There are so many analyses and technical descriptions of the nuts-and-bolts that make up this
amazing book. It is, of course, essential to know the structures, both small and large, within
such a monument. It can only help, for example, to take note, at which points in the whole Bach
places the ‘old-style’, 5-voice fugues, or the lonely (but attitude driven) 2-voice fugue. So are
the tiny seeds and figures that connect preludes to their fugues – the final flourish of the c minor
prelude has the musical DNA of the opening of its fugue. I will spare the reader from any more of
this, and rather focus attention on the personal nature of this music – its varied and wide-ranging
emotional world through which the player and listener are taken during their journey. The distance
covered from the calm harmonic purity and textural simplicity of the first prelude, to the craggy,
bleak brooding world of the final chromatically charged and unstable fugue is immense.

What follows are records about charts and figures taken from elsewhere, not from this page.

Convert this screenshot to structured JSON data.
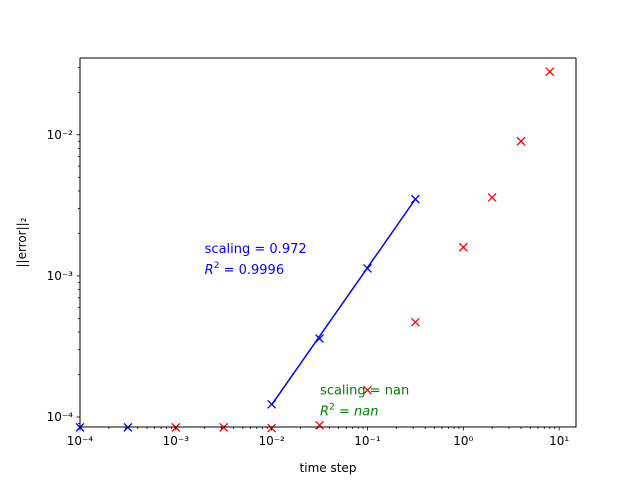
{
  "chart_data": {
    "type": "scatter",
    "xscale": "log",
    "yscale": "log",
    "xlabel": "time step",
    "ylabel": "||error||₂",
    "xlim": [
      0.0001,
      15
    ],
    "ylim": [
      8.5e-05,
      0.035
    ],
    "x_ticks": [
      {
        "value": 0.0001,
        "label": "10⁻⁴"
      },
      {
        "value": 0.001,
        "label": "10⁻³"
      },
      {
        "value": 0.01,
        "label": "10⁻²"
      },
      {
        "value": 0.1,
        "label": "10⁻¹"
      },
      {
        "value": 1,
        "label": "10⁰"
      },
      {
        "value": 10,
        "label": "10¹"
      }
    ],
    "y_ticks": [
      {
        "value": 0.0001,
        "label": "10⁻⁴"
      },
      {
        "value": 0.001,
        "label": "10⁻³"
      },
      {
        "value": 0.01,
        "label": "10⁻²"
      }
    ],
    "series": [
      {
        "color": "#ff0000",
        "marker": "x",
        "points": [
          {
            "x": 0.001,
            "y": 8.45e-05
          },
          {
            "x": 0.00316,
            "y": 8.45e-05
          },
          {
            "x": 0.01,
            "y": 8.35e-05
          },
          {
            "x": 0.0316,
            "y": 8.75e-05
          },
          {
            "x": 0.1,
            "y": 0.000155
          },
          {
            "x": 0.316,
            "y": 0.00047
          },
          {
            "x": 1,
            "y": 0.0016
          },
          {
            "x": 2,
            "y": 0.0036
          },
          {
            "x": 4,
            "y": 0.009
          },
          {
            "x": 8,
            "y": 0.028
          }
        ]
      },
      {
        "color": "#0000ff",
        "marker": "x",
        "points": [
          {
            "x": 0.0001,
            "y": 8.45e-05
          },
          {
            "x": 0.000316,
            "y": 8.45e-05
          },
          {
            "x": 0.01,
            "y": 0.000123
          },
          {
            "x": 0.0316,
            "y": 0.00036
          },
          {
            "x": 0.1,
            "y": 0.00113
          },
          {
            "x": 0.316,
            "y": 0.0035
          }
        ]
      }
    ],
    "fit_lines": [
      {
        "color": "#0000ff",
        "x": [
          0.01,
          0.316
        ],
        "y": [
          0.000122,
          0.0035
        ]
      }
    ],
    "annotations": [
      {
        "color": "#0000ff",
        "x": 0.002,
        "y": 0.00145,
        "line1": "scaling = 0.972",
        "r2_value": "0.9996"
      },
      {
        "color": "#008000",
        "x": 0.032,
        "y": 0.000145,
        "line1": "scaling = nan",
        "r2_value": "nan"
      }
    ]
  }
}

This work is unmistakably intended as a single journey. In that respect it connects with Bach’s
later single great cycle – The ‘Goldberg’ Variations. The journeys serve very different purposes
and take entirely different roads. Based within a single tonality, the ‘Goldbergs’ exhaustively
explore a path around a single country, the traveler ending up where he began, although somehow
totally changed. The ‘Well-tempered Clavier’ is a much more comprehensive road, long reaching and
through all possible landscapes – ending with little sense of resolution. With this work, perhaps
the only resolution is to begin the journey again for further ‘particular diversion’ and instruction.
Ernst Gerber’s reporting also makes two things very clear: the special nature of ‘Das Wohltemperirte
Clavier’ for Bach as a hands-on teacher, and its conception and presentation as a single work.
The younger Gerber writes:‘This work Bach played altogether three times through to him with his
unmatchable art, and my father counted these among his happiest hours, when Bach, under the pretext
of not feeling in the mood to teach, sat himself at one of his fine instruments and thus turned the
hours into minutes.’ What a supreme lesson that must have been.